In times of trouble, Mother Mary doesn’t comfort me. Instead, I’m visited with visions of John Mitchell from BBC’s Being Human, Raymond “Red” Reddington from NBC’s The Blacklist, and Sam and Dean Winchester from Supernatural.
While I wouldn’t claim them as saints (they would most likely claim the title of sinners), I do see these characters as icons, marking important places in my life with words of wisdom, comfort, or truth.
Religiosity may slowly become a thing of the past, but many people will continue to want some spirituality in their lives. Spirituality, faith, and belief are for those who seek truth, answers to life’s toughest questions, and we look to those who have gone before, following in their footsteps as pilgrims to saints’ remains.
Pop icons are, I think, a side-effect of this human search for understanding. If someone is famous, they are usually also wealthy and/or powerful, and since those have become the pillars of what we term “success”, we spend time watching them, drinking in their words with a holy fervor, sure that if we can glean enough of their truth, it will translate directly into our lives.
We chant icons’ names in hopes of recognition, we devoutly wear their merchandise, and we even tithe, in a way, purchasing tickets to see them in person, and we create works of art depicting them, like an offering on an altar of fame.
We’ve elevated these people to a point where they have followers (albeit on social media), and they’ve become spokespeople, urging us to contribute to this charity or that, telling us how to live healthy lives, and sponsoring products aimed at us, their loyal followers.
Strange, isn’t it?
We’ve done this with characters in television, film, comic books, and other story forms as well, and some of the effects aren’t bad. We need someone to inspire us, and something to aspire to. We need to know where to look for answers because we will always have questions. There are those of us who look for answers in story, and find comfort in a character’s words.
For me, whenever I experience an urge to return to an old, unhealthy habit, I think of Mitchell and tell myself, “I won’t end up like him.” His struggle to maintain his humanity while drawing closer and closer to a tragic end reminds me that I am responsible for my own choices, and I can’t avoid the consequences of them.
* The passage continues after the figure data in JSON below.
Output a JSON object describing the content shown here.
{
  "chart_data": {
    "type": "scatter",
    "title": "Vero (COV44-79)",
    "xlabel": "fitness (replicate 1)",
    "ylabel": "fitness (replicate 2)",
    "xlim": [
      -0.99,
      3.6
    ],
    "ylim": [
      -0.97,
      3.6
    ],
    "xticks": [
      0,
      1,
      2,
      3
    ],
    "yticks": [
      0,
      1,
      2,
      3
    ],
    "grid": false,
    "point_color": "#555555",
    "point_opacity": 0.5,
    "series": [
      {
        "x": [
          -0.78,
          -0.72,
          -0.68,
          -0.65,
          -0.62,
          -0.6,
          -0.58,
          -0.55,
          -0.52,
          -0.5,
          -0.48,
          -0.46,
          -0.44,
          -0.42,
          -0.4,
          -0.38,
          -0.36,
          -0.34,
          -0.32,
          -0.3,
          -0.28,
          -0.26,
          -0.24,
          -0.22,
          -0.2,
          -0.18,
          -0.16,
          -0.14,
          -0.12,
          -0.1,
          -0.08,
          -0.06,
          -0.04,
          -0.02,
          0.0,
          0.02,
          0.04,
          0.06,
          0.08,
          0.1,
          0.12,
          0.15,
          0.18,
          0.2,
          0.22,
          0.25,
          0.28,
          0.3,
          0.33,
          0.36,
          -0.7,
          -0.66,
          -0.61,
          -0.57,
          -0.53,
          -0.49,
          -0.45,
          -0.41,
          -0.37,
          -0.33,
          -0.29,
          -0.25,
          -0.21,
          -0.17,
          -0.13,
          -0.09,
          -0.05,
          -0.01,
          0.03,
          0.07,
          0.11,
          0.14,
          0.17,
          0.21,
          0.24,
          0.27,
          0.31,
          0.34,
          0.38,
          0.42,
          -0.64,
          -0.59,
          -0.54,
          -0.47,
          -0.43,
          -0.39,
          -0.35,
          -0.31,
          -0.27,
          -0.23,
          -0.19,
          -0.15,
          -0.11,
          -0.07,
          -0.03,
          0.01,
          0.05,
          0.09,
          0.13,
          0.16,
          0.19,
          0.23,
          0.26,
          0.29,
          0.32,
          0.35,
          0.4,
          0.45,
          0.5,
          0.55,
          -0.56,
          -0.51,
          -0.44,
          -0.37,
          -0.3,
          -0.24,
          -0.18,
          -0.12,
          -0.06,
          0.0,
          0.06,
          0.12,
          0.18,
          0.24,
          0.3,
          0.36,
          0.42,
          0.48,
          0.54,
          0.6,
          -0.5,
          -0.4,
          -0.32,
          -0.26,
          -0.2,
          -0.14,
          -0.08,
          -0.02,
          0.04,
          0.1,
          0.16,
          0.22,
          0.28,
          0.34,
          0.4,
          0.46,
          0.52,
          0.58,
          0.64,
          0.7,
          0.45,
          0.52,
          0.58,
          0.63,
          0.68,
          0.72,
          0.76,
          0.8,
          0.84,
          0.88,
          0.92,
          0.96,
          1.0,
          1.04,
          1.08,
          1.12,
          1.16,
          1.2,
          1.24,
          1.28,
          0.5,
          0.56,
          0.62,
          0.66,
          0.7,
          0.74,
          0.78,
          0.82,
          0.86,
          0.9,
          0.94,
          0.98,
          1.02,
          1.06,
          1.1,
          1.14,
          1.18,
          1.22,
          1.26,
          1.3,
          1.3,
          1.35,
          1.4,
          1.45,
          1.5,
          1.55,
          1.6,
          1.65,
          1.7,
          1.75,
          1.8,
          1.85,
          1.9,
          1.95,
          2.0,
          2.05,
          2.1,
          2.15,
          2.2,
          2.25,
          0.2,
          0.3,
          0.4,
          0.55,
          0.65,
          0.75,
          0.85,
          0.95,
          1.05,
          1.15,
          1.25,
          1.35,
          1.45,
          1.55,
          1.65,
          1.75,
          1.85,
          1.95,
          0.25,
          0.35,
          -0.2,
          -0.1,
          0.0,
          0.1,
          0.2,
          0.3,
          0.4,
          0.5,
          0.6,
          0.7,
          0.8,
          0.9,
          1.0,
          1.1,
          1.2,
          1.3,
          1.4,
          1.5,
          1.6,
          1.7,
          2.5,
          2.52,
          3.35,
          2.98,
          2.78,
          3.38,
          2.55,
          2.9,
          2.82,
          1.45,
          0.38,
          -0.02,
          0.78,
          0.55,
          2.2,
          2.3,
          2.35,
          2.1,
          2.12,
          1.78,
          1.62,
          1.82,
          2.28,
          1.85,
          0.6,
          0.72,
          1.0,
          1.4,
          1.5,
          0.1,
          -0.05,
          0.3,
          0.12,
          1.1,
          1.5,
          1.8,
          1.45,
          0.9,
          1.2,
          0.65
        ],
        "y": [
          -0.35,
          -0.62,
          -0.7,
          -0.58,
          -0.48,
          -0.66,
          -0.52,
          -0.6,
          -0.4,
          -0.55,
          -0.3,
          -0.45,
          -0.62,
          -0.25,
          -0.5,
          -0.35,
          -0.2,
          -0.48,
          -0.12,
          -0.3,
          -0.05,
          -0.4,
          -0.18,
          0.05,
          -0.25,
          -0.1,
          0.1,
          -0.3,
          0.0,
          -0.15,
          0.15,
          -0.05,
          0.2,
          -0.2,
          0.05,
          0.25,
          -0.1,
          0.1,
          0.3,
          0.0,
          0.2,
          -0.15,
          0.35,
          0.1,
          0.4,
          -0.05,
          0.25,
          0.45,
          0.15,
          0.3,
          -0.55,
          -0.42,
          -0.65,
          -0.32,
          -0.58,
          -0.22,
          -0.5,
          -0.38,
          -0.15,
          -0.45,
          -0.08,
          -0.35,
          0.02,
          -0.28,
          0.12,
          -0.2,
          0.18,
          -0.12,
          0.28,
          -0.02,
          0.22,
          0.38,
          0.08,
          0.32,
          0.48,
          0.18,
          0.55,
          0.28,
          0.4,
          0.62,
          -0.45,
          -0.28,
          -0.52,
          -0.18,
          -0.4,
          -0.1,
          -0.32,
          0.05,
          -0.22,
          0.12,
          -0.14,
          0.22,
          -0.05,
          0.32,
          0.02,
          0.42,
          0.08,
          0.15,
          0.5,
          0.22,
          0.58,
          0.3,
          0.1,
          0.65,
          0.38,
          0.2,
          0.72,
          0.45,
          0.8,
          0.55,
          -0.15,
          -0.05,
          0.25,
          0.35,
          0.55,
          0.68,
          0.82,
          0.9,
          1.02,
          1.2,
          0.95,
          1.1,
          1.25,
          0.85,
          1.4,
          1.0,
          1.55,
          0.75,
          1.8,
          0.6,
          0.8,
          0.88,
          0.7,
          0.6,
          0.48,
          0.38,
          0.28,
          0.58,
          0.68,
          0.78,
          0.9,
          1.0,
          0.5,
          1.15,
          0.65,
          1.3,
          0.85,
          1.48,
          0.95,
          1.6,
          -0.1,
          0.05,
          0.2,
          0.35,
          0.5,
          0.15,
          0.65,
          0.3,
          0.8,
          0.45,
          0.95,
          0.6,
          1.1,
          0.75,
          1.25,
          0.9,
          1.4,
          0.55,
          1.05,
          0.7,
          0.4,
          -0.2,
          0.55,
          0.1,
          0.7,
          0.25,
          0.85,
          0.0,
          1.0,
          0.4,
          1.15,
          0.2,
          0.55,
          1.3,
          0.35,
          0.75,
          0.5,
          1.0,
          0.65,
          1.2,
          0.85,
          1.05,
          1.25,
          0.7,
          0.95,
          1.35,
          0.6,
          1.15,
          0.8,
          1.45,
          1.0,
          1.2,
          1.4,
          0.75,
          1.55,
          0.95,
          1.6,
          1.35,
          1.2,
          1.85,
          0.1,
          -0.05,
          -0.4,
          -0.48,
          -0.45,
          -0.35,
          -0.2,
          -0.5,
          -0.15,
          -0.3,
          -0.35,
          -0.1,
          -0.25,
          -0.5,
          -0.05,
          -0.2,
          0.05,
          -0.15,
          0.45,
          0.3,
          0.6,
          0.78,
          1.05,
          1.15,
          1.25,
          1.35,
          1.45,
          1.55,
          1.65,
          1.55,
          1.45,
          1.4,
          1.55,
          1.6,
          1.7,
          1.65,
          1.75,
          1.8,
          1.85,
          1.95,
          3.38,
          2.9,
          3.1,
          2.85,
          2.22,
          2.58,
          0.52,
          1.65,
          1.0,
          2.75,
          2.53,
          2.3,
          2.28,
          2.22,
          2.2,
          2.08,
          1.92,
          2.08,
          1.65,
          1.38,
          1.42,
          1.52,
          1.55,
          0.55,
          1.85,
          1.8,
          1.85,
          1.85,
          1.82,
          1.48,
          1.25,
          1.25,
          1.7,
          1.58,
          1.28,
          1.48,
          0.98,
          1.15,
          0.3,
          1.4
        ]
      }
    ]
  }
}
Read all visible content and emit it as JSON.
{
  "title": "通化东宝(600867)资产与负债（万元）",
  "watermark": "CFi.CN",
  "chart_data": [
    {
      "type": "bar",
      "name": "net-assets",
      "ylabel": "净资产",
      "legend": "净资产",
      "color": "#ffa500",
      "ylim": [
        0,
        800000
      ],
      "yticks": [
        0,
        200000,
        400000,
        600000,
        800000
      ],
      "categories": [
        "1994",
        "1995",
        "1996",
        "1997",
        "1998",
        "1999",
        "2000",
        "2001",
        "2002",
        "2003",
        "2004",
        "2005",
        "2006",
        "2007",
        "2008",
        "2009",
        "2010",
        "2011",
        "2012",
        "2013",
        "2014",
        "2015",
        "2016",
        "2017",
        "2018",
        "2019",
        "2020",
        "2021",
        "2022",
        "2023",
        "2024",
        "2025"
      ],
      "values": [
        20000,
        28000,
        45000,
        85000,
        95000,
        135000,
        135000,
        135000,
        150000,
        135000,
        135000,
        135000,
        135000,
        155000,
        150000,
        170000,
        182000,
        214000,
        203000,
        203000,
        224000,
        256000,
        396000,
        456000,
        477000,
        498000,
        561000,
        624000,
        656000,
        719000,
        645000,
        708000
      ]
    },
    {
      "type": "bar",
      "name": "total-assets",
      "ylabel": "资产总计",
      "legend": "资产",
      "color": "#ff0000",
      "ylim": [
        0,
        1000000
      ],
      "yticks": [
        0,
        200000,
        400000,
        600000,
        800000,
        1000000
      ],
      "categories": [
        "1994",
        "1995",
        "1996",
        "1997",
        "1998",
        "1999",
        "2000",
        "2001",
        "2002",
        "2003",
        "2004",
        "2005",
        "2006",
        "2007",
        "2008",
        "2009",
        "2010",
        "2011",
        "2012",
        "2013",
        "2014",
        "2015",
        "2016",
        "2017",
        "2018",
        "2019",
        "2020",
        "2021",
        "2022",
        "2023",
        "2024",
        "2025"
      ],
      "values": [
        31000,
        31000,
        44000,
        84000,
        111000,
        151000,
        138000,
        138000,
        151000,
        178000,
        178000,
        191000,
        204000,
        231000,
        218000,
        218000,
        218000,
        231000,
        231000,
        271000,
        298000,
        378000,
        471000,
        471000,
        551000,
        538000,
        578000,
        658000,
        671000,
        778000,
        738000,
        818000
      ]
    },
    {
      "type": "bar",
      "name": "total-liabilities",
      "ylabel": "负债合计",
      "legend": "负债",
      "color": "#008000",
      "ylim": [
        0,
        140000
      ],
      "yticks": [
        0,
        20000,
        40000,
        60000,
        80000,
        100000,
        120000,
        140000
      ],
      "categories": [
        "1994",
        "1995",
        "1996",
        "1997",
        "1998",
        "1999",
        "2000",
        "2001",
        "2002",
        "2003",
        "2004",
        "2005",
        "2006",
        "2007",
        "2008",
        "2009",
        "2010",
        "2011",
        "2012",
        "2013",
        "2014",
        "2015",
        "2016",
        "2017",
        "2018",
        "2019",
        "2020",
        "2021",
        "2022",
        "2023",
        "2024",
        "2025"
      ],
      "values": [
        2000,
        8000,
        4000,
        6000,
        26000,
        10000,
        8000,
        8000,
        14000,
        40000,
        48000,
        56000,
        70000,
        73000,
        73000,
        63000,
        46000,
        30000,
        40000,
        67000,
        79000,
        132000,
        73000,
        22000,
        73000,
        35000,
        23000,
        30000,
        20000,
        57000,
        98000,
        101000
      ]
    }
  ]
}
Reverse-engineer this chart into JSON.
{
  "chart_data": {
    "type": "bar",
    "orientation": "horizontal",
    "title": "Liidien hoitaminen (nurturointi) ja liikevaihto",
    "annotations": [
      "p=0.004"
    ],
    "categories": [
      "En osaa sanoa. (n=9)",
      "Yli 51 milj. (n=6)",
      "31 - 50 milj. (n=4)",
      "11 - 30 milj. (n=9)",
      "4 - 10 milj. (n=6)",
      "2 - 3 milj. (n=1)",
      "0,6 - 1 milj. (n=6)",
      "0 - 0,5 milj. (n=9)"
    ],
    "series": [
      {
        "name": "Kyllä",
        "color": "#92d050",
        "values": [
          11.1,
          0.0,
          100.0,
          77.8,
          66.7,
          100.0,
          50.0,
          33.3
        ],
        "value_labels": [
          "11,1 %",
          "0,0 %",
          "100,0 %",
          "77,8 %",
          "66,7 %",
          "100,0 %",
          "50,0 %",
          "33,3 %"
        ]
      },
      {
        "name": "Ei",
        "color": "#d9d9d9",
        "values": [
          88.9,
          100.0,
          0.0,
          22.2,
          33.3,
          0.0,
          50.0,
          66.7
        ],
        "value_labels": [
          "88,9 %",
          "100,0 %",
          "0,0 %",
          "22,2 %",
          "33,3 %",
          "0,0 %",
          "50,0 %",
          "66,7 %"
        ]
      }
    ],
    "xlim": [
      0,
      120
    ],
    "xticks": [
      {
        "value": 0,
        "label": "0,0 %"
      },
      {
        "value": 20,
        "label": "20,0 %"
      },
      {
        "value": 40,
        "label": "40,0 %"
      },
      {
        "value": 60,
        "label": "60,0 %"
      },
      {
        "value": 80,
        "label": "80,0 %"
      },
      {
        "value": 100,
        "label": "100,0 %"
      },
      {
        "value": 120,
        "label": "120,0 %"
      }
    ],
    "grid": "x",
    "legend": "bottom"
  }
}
He inspires me to stay healthy and love those around me.
I live with clinical depression, and while I am on medication and do attend therapy regularly, there are days when I need to hear that there’s a reason to keep breathing. Raymond “Red” Reddington’s speech in Season 1, Episode 9 of NBC’s The Blacklist about how he wants to read one more good book, eat one more good meal, and visit one more favorite place reminds me that there’s always something to do, something to create, something to see and that life is meant to be lived. His emphatic declaration, “I won’t allow him to get the best of me, or the last of me” helps me push through the darkness and keep looking for light on the other side.
Along those same lines, I recently purchased the “Moose & Squirrel Say Always Keep Fighting” to support Jared Padalecki and Jensen Ackles’ Always Keep Fighting campaign. Whenever I put that shirt on, I feel a little bit stronger, a little bit braver, able to face the world and fight the monsters I battle in my own life, like the Winchesters do on CW’s Supernatural.
I think we all have icons — heroes, saints, or what have you. I think that’s a good thing. To have someone to look up to, to turn to in times of trouble, to help us become better people as we live our lives, it’s healthy.
I would only caution that we stay aware of the fragility of sainthood and that we pay attention to who our icons are. You can gain understanding from a negative character, a positive character, or a gray area. What words are we imbibing, and how are we putting them into practice in our lives? Is it positive, or negative?
Who are your pop icons, and how do they affect you?